D’au­tant plus que Sartre ne paraît nulle­ment résigné à l’attentisme, puisqu’on le voit tout au con­traire prêch­er l’engagement : « L’existentialisme est un opti­misme, une doc­trine d’action », s’écrie-t-il. Seule­ment il oublie de mon­tr­er en quoi réside cet opti­misme et en quoi con­siste cette action. Peu importe, il insiste en dis­ant : « Si on a une théorie d’engagement, il faut s’engager jusqu’au bout. » Mais s’engager à quoi ? Est-ce à célébr­er l’absurde, accepter le dés­espoir et répan­dre le cynisme ? Hélas ! Sartre y excelle, et les résul­tats de sa pro­pa­gande sont des plus red­outa­bles, vu les rav­ages qu’elle accom­plit chez cer­tains jeunes, lesquels, dégagés de tous scrupules et de tous « préjugés », se livrent alors à une débauche dégradante et trop facile­ment contagieuse.

Que cette doc­trine vienne à se propager serait d’autant plus désolant qu’il y a dans tout être humain de mag­nifiques tré­sors de dévoue­ment, d’enthousiasme, de générosité en puis­sance, qui ne deman­dent qu’à s’employer, Mal­heureuse­ment l’occasion leur en est rarement offerte, sauf de loin en loin sur les champs de bataille, ce qui est pire que tout. Et d’ailleurs on remar­que chez les peu­ples une grande las­si­tude à l’endroit de tout cet héroïsme qui leur est péri­odique­ment demandé pour rien, puisque tout est per­pétuelle­ment à recom­mencer. C’est pourquoi il est temps d’apporter autre chose qui soit capa­ble de faire lever le souf­fle des grandes espérances rédemptrices.

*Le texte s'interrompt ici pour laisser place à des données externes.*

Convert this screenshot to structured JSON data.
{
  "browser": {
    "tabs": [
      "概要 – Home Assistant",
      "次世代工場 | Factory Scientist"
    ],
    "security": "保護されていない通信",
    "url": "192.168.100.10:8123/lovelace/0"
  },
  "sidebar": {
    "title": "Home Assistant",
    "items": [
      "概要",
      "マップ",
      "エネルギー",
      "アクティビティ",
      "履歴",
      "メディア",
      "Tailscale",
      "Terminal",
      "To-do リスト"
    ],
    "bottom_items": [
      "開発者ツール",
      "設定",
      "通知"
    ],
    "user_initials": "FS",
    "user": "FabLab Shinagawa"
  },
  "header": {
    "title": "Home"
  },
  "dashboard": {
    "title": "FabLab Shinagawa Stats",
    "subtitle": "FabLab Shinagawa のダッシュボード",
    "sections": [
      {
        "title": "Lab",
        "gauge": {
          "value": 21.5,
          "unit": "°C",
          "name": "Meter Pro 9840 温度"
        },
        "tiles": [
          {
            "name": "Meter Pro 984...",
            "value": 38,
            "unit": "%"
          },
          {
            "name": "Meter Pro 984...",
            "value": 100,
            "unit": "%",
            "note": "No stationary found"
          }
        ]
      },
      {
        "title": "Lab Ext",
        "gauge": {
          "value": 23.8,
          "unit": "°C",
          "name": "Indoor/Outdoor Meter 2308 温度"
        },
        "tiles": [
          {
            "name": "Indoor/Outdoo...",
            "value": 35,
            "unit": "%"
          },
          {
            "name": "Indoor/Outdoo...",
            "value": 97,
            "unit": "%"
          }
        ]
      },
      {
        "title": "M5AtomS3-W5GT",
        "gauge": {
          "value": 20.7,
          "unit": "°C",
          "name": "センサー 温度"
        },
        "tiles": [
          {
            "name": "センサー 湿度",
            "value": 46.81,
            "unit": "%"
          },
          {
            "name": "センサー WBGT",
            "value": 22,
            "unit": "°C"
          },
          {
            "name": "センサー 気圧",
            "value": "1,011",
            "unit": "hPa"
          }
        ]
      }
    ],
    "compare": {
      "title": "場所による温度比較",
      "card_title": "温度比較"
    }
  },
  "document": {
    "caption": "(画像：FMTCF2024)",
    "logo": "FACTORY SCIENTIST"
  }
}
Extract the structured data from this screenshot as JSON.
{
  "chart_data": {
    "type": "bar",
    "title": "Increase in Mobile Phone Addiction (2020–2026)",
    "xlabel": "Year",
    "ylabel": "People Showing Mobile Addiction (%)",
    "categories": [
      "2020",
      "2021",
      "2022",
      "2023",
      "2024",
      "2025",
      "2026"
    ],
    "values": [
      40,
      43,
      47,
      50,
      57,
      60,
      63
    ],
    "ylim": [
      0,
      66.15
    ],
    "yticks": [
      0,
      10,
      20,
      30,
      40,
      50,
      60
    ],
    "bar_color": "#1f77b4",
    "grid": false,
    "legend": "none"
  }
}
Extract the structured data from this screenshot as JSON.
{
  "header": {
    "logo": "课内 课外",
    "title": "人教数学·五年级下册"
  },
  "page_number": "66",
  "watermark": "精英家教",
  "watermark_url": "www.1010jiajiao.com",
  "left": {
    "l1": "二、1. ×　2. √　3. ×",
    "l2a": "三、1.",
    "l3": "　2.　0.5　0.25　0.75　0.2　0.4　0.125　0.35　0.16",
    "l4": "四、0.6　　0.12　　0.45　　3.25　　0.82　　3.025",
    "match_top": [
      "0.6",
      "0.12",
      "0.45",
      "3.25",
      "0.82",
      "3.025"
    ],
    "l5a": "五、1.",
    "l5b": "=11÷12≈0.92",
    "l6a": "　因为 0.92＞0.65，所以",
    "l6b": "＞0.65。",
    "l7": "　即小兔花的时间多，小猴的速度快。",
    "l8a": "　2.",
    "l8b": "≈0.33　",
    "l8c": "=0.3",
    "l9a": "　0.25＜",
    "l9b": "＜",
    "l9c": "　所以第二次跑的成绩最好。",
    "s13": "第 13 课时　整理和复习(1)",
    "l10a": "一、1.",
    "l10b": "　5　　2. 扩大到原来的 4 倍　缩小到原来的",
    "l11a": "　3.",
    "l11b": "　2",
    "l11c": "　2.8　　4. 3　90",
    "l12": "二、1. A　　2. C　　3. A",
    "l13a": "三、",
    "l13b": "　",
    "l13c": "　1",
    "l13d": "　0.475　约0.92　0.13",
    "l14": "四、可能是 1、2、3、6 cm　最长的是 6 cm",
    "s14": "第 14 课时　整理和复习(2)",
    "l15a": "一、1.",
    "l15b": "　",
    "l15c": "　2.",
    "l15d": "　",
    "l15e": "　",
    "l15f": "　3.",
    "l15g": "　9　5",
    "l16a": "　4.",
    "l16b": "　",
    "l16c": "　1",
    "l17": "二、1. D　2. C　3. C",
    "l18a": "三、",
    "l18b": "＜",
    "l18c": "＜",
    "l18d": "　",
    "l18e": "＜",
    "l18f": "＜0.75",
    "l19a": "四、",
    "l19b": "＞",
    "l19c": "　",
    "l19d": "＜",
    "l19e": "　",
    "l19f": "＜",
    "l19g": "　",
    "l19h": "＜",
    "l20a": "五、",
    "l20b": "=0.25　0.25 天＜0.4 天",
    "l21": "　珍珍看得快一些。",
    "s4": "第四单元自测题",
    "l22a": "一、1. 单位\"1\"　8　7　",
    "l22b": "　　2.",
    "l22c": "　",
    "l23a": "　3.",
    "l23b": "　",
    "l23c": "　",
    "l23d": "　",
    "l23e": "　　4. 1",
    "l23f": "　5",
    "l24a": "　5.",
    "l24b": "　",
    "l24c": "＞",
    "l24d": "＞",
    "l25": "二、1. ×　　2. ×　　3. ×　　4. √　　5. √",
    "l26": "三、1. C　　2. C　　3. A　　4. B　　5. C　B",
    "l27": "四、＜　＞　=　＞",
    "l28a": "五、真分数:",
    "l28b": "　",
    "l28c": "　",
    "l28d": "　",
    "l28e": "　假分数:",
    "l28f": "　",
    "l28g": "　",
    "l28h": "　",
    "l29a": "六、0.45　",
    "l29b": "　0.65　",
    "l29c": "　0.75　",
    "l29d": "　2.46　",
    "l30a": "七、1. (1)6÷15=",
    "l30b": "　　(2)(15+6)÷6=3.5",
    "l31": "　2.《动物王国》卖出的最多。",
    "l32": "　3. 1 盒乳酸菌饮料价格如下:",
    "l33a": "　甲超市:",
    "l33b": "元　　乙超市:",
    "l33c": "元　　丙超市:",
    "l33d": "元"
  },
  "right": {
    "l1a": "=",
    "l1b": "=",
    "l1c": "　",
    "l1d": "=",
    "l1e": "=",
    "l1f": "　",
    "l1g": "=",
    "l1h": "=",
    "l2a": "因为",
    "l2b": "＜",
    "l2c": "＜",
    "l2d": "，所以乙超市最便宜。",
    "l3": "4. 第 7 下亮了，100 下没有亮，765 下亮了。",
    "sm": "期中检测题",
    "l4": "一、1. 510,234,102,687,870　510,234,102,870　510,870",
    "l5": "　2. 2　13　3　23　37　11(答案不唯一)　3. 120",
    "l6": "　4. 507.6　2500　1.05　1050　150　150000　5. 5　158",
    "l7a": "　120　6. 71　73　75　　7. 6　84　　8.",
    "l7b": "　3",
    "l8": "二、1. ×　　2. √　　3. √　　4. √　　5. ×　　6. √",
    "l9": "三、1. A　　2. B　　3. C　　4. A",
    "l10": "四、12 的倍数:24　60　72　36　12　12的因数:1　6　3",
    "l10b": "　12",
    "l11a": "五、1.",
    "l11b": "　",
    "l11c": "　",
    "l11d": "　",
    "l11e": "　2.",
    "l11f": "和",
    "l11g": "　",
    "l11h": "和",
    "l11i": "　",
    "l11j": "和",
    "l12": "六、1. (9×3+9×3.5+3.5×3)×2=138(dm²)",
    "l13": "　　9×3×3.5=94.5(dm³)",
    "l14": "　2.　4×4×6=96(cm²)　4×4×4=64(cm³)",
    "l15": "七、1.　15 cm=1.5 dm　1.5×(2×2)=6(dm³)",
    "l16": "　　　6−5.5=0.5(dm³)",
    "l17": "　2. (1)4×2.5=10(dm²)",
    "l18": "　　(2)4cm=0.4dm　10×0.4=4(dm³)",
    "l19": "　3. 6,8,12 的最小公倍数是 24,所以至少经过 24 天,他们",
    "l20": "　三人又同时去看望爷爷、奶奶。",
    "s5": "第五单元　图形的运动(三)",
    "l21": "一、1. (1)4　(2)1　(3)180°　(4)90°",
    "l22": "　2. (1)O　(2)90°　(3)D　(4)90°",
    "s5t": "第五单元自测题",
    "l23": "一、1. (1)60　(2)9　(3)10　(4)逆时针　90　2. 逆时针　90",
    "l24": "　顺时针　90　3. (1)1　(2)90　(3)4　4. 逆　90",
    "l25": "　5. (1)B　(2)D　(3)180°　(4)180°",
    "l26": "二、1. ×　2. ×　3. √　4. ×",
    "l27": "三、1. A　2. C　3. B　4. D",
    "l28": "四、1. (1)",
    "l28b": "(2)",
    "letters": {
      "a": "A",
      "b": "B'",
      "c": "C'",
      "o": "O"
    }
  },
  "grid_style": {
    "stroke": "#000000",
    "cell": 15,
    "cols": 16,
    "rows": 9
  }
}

Et quoi donc ? deman­dera-t-on. Eh bien mais le pro­gramme d’une civil­i­sa­tion nou­velle, duquel se dégagerait une promesse de bon­heur si évi­dente, que les mass­es humaines se mon­tr­eraient prêtes à se dévouer pour sa meilleure réus­site. Il y a en cha­cun de nous un besoin impérieux de se jeter à l’eau pour quelque chose qui en vaille la peine. Ce quelque chose ce devrait être le bon­heur unanime. Or, celui-là, il nous est don­né de le voir main­tenant à notre portée, depuis que les sci­ences nous ont procuré le pou­voir de dis­ci­plin­er à notre prof­it les forces de la nature. Il ne nous reste plus désor­mais qu’à les coor­don­ner, puis à dis­ci­plin­er les nôtres pro­pres : ces forces intérieures qui sont toutes puis­santes, mais que nous ne savons pas encore utilis­er pour le bien commun.

Le jour où nous y serons par­venus, nous assis­terons à la réc­on­cil­i­a­tion uni­verselle : la vraie, celle des cœurs, laque­lle nous apportera la paix défini­tive, dans l’amour retrou­vé et le bon­heur frater­nel. Il est mon­strueux d’affirmer, comme le font Hei­deg­ger et Sartre, que nous sommes « des êtres pour la mort ». En vérité, nous sommes « des êtres pour le bon­heur », et ce que nous atten­dons de l’existence n’est autre chose que ce bon­heur. C’est lui que souhaite l’humanité tout entière depuis le fond des siè­cles ; seule­ment, elle ne le sait pas encore. Le moment est venu de le lui appren­dre, afin d’allumer en elle la flamme des ent­hou­si­asmes intrépi­des et fer­vents, sans laque­lle rien de grand ne saurait s’accomplir dans notre pau­vre monde en mal de novation.